Forteresse impénétrable

« Entre le grand débat et les « gilets jaunes », le blues des hauts fonctionnaires de Bercy » titrait Le Monde le 17 janvier 2019. Et de rapporter les propos d’un haut fonctionnaire : « à votre avis, qu’est-ce qu’on a loupé ? »

La cocasserie est dans l’interrogation même. On a loupé parce qu’on était à côté de la plaque. Telle pourrait être in petto la réponse. Mais peut-on répondre de cette manière dans les sphères de haute certitude ? Le ver dans le fruit ne vient-il pas de la composition même de ces hauts lieux et des écoles qui les formatent ? ENA, polytechnique… Coupés des réalités, ayant échappé au brassage que favoriserait l’Université, nageant comme des poissons dans un milieu hautement protégé, opaque jusque dans les rémunérations, occupés à leurs plans de carrières, bénéficiaires de pantoufles à haute valeur ajoutée, ils sont les hauts forgerons de l’incompréhension. Les tracas du quotidien du SMICARD, du sans-emploi, du salarié qui voit son pouvoir d’achat se réduire comme peau de chagrin, du retraité ayant trimé toute sa vie professionnelle, leur échappent complètement.

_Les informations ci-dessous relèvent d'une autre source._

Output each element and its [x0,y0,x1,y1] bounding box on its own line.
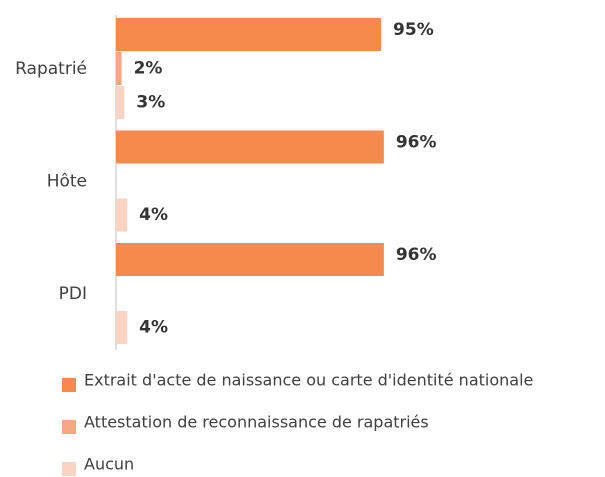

Comment être surpris du blocage actuel entre des politiques asservis à la doxa de la finance, des hauts fonctionnaires maîtres d’une forteresse impénétrable et le peuple qui porte les stigmates d’une orientation néfaste ? Ne s’égrènent alors que les images des affrontements actuels révélateurs de l’impasse d’un pays qui avait, il n’y a pas encore si longtemps, son propre modèle, certes perfectible, mais avec des gardes-fous pour la cohésion de la société.

Emmanuel Macron, lui-même sorti  de l’ENA – promotion Sédar-Senghor – peut-il avoir une volonté présidentielle digne de la charge qui lui incombe ? La réponse est urgente. L’addition des blessures est insupportable.